5 Leather Grades you should know to Master the art of Leather Crafting

Today we want to talk again, about the vast world of leather, especially about the Grades of leather. How many do you know? 

Now we explore 5 of them. The five different leather grades are broad generalizations, in reality, there are an infinite number of leather grades or at least the same number as there are tanneries in the world.

Five Leather Grades

Full Grain Leather

What is full grain leather? It is a piece of leather that has the complete grain of the hide intact. On the contrary, all the other leather grades do not have the full grain intact.

Full grain is the most durable and resistant to wear. In most cases, products made from full grain leather last longer than the others also because the full grain leather does not tear.

The two common full grain leathers are vegetable tanned leather and distressed leather.

top-grain-leather_Fotor

Top Grain Leather

There is a very wide range of leathers that fall under the 'top grain' umbrella.

Second on the list, and the second-highest quality, top-grain leather has the split layer with imperfections taken away, making it thinner and more workable for the manufacturer. This is the most common type of leather used in high-end products (like handbags).

This leather has had its surface sanded and a finish applied, giving it a smooth feel. While this finish takes away most breathability, it prevents stains that would otherwise sink into full-grain leather.

Split Grain Leather

Split grain leather doesn't contain any of the hide's grain. Probably the most common that most people have heard of is Suede. Its used to make the soft linings of other leather products, belts, wallets, handbags, jackets, purses

Split Grain LeatherSuede has a signature napped surface from the underside of the skin. Technically suede is formed from split leather, which has had the top-grain rawhide removed to leave behind the drop split. This can be further divided, or sanded down to reach the appropriate thickness. There are a variety of techniques to create suede, but its signature is its textured feel. 

Although suede feels great, it’s less durable because its thinner and absorbs liquid quite easily due to its porous surface. Similar to suede but generally regarded as being more durable, nubuck. 

Genuine Leather

Genuine leather or Bonded is a made up marketing term used to deceive the general public.

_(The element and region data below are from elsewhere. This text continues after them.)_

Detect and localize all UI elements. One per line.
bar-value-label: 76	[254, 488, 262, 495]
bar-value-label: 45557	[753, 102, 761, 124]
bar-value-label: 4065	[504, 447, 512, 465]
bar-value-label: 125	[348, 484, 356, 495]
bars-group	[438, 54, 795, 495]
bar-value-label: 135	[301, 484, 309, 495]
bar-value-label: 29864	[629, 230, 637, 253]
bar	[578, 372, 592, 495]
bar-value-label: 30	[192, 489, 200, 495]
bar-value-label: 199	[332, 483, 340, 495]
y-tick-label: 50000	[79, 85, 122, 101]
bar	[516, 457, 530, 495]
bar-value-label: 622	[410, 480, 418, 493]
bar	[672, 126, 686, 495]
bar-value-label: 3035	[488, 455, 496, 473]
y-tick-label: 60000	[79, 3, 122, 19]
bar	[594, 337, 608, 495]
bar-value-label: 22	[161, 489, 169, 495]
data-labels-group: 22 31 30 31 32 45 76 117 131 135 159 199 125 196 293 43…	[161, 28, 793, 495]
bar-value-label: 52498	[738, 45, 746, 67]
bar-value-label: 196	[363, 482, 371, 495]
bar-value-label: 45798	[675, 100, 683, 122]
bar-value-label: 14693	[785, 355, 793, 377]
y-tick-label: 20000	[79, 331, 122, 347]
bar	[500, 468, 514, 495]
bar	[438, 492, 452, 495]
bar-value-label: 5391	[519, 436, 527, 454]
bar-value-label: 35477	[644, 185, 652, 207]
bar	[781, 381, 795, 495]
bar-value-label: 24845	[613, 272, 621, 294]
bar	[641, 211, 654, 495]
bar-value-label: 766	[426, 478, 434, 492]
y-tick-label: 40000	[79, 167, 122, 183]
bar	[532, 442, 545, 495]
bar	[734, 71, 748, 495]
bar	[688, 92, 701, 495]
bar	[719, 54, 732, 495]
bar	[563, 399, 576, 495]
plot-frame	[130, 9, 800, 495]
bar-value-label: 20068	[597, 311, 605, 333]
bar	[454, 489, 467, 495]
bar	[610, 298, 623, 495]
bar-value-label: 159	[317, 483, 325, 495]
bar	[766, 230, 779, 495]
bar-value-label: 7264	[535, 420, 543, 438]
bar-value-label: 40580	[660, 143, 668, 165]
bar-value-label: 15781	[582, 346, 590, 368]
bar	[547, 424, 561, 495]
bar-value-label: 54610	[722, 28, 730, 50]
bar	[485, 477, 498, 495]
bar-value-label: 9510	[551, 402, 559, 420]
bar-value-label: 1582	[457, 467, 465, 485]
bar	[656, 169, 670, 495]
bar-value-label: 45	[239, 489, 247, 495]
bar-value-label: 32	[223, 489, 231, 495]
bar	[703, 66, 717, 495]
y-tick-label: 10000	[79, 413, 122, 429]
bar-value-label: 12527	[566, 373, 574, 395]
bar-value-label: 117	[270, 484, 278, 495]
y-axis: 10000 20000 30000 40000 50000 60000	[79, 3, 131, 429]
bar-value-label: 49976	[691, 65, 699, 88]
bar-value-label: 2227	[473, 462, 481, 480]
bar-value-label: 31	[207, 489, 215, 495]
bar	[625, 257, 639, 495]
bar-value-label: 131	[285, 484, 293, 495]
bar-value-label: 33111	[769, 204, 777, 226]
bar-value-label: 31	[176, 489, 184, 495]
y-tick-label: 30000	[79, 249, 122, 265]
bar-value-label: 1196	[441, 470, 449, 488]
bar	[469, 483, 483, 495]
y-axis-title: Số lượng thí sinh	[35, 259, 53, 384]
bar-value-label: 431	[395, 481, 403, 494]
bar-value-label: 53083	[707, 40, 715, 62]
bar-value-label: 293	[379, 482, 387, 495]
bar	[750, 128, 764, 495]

Genuine leather is the bottom of the barrel of leather grades.

Marketers, like using the term Genuine Leather because products that usually are described as 'genuine' are regarded as valuable or of high quality. Genuine leather is made from the bottom cut. It still technically leather, it just doesn't have any of the grain and is heavily processed.

Bonded leather is a man-made material made by taking the scraps of leather and leftover leather fibers and bonding them together with various polymers and fillers to create something that appears like leather. This is very low quality leather and not durable at all. It is mainly used in cheap furniture or accessories manufacturing.

So our advise is: don’t buy genuine leather to create your items if you want to get a professional look.

Small tip for you:   How to tell if Leather is Real? 

Burn it!

You can wave a lighter against real leather and the leather won't burn. Leather is quite resistant to fire. Obviously, don't hold it one spot for an extended period of time but if you wave it on a broad side of a wallet or a bag, it won't harm real leather.